Peter Conti-Brown, a professor of financial regulation at the Wharton School of the University of Pennsylvania, advises against trying to time the market.

“It’s going to be hard for consumers to beat interest rates because the Fed doesn’t know where interest rates are going to go,” he said. “Try as much as possible to ignore the news and look at your own financial planning regardless of what’s happening in the headlines.”

The ‘new normal’ for credit card rates

Despite two rate cuts, credit card loans are still hovering around their peak. Bankrate data shows the average credit card interest rate is 20.4%, down from a record 20.8% in August.

Bankrate senior industry analyst Ted Rossman called the drop in rates after the rate cut a “drop in the bucket.”

According to NerdWallet, sixteen percent of Americans surveyed planned to get a new credit card as soon as interest rates dropped. But Rossman said it’s too early to tell whether the rate cuts will stimulate demand for credit cards.

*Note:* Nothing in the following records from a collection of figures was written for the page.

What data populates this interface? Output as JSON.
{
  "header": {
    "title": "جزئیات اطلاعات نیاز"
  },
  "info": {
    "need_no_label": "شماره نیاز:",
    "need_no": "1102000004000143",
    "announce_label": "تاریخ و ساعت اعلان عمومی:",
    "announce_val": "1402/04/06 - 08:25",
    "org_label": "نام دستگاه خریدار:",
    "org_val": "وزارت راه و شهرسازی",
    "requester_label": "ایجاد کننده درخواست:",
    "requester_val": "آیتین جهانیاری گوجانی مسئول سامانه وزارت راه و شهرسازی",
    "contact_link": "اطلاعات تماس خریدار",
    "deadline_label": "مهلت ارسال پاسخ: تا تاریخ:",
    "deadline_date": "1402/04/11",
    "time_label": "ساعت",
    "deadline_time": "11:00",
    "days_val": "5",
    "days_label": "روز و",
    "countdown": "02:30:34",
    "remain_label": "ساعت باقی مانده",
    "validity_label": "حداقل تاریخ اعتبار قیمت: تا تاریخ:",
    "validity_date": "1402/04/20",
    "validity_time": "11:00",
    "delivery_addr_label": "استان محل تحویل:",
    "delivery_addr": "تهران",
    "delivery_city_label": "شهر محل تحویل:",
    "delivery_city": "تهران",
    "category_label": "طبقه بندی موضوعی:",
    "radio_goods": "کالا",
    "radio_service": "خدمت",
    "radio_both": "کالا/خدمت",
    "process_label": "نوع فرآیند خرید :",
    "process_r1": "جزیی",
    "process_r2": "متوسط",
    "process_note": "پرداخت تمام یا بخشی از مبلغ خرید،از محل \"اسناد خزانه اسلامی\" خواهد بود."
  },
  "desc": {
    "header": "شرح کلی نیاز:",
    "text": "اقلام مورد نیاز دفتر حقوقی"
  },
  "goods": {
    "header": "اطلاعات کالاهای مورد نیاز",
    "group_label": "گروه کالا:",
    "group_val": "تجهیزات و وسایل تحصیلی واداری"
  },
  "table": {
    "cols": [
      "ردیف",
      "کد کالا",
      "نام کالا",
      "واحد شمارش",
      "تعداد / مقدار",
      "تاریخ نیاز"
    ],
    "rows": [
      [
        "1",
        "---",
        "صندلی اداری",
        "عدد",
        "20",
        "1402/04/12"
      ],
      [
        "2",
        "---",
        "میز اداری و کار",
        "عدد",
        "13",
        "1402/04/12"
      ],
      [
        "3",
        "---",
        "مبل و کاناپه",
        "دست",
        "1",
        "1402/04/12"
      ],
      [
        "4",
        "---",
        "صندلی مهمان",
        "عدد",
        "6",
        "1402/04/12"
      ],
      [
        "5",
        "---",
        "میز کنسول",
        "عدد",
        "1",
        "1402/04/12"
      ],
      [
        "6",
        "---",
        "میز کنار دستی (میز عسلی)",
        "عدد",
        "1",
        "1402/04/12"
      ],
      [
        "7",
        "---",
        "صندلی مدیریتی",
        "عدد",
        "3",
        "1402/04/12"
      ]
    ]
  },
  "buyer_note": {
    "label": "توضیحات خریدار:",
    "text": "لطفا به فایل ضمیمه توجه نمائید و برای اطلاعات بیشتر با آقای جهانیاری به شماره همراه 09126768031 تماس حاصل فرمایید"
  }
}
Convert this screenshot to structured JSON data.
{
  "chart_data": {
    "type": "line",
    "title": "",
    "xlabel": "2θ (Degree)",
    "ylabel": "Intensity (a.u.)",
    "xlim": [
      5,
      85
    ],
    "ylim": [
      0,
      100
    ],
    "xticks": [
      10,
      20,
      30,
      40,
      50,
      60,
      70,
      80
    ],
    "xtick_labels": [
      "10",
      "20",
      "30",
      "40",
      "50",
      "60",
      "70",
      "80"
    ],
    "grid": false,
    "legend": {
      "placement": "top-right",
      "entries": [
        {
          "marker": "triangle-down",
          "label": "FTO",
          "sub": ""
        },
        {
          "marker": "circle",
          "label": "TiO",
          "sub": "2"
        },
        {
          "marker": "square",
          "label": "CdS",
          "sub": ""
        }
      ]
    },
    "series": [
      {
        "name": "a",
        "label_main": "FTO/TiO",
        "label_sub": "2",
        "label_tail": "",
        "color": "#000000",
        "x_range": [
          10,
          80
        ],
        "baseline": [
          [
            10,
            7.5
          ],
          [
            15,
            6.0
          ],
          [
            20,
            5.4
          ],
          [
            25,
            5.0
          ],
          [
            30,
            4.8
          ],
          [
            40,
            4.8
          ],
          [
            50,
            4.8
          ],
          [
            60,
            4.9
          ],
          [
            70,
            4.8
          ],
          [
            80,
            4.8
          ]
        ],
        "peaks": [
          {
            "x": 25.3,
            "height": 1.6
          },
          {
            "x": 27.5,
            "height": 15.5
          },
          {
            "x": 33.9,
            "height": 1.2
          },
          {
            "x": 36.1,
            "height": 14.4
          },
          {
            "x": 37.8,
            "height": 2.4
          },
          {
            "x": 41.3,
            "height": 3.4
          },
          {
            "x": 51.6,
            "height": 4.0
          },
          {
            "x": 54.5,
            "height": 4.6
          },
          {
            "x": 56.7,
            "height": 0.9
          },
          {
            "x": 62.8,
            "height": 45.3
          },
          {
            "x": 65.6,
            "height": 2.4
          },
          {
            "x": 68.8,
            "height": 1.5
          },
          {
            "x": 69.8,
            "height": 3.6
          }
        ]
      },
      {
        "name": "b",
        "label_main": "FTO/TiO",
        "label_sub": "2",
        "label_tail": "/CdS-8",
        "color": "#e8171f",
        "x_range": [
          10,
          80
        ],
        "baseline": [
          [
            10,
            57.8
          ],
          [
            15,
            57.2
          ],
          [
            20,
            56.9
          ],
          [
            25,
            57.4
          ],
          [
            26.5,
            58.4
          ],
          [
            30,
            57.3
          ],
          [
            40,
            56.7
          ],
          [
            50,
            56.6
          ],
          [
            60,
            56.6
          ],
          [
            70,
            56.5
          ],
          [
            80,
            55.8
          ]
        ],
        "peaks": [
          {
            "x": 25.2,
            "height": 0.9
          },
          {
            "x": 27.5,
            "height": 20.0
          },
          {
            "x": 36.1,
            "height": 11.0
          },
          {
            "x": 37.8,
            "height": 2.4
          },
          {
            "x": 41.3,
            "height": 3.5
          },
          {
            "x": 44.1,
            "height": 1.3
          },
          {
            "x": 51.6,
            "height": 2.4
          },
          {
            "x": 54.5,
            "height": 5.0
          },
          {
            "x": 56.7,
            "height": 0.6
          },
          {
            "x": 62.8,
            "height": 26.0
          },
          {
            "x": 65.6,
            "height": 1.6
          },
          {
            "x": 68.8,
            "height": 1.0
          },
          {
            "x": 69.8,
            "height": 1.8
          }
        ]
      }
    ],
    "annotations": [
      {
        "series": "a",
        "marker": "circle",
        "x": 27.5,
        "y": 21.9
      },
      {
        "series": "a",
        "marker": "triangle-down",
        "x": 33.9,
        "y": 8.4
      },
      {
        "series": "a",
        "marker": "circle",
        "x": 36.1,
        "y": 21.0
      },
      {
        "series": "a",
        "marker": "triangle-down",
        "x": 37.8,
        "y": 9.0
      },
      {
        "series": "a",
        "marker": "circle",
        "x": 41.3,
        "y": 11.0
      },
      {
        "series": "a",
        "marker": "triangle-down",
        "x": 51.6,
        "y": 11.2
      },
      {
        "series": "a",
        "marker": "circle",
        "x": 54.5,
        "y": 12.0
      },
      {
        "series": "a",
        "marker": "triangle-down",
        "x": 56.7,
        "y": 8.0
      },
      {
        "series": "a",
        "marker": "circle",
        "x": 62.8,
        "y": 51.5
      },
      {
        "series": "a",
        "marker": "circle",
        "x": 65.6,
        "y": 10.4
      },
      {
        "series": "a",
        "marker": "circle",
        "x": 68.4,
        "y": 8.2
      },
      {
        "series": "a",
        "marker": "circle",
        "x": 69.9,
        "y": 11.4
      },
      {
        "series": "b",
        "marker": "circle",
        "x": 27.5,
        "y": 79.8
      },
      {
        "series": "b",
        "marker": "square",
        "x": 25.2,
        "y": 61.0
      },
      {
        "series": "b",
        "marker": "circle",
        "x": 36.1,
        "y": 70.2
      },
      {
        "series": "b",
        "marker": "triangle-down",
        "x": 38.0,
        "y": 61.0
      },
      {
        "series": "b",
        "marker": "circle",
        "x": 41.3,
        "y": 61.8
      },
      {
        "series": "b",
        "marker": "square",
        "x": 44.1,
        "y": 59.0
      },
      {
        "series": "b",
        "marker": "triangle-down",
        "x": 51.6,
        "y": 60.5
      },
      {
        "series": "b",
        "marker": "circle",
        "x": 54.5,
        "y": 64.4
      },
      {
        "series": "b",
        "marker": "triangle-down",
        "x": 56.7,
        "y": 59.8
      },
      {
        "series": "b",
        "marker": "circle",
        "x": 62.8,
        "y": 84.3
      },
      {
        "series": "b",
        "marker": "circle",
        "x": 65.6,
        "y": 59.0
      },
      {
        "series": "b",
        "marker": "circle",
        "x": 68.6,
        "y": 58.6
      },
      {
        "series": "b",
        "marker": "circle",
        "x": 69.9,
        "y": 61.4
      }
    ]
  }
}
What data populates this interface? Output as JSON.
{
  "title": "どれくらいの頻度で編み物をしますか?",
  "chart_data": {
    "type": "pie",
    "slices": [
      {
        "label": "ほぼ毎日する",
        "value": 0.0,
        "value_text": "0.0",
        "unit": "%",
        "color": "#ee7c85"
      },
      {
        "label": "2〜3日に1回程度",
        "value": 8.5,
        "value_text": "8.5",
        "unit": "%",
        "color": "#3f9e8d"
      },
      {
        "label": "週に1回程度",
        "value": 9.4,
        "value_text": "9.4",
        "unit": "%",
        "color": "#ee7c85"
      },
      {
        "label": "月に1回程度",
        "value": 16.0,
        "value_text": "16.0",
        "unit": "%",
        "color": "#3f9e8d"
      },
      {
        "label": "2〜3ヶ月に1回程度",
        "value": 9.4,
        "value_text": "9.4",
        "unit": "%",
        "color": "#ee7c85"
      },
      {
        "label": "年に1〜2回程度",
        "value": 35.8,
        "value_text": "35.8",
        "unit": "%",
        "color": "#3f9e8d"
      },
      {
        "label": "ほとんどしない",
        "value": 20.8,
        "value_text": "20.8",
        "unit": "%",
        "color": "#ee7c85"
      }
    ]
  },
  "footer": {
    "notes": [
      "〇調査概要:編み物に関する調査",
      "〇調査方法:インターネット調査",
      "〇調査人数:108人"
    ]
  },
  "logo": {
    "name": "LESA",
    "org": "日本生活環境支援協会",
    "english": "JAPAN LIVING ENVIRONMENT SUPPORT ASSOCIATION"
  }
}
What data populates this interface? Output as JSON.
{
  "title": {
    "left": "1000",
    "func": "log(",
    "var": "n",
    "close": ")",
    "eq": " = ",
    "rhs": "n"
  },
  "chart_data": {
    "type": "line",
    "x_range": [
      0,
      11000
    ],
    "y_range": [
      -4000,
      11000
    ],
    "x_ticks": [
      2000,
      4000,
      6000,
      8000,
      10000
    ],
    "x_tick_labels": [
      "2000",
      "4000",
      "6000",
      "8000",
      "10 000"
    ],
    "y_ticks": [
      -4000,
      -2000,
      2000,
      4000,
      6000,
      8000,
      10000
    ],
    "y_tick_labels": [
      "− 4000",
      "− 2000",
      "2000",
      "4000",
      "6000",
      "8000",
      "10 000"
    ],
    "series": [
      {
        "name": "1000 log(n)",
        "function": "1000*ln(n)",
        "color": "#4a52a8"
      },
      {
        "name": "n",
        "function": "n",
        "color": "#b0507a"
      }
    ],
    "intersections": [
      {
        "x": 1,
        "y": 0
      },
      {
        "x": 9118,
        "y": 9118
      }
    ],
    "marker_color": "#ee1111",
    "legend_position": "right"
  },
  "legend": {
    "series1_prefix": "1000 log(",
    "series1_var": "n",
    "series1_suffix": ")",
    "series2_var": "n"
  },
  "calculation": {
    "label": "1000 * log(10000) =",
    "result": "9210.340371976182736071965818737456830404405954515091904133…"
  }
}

The Federal Reserve’s latest survey of senior loan officers showed demand for credit card loans was little changed in the third quarter ended Sept. 30.

“These rate cuts take time to trickle down to credit cards. It often takes a month or two for rate cuts to be reflected,” Rossman said. And with more economists expecting the Fed to slow its rate cuts in 2025 due to concerns about inflation, “it looks like the higher the longer, the longer this may become the rule.”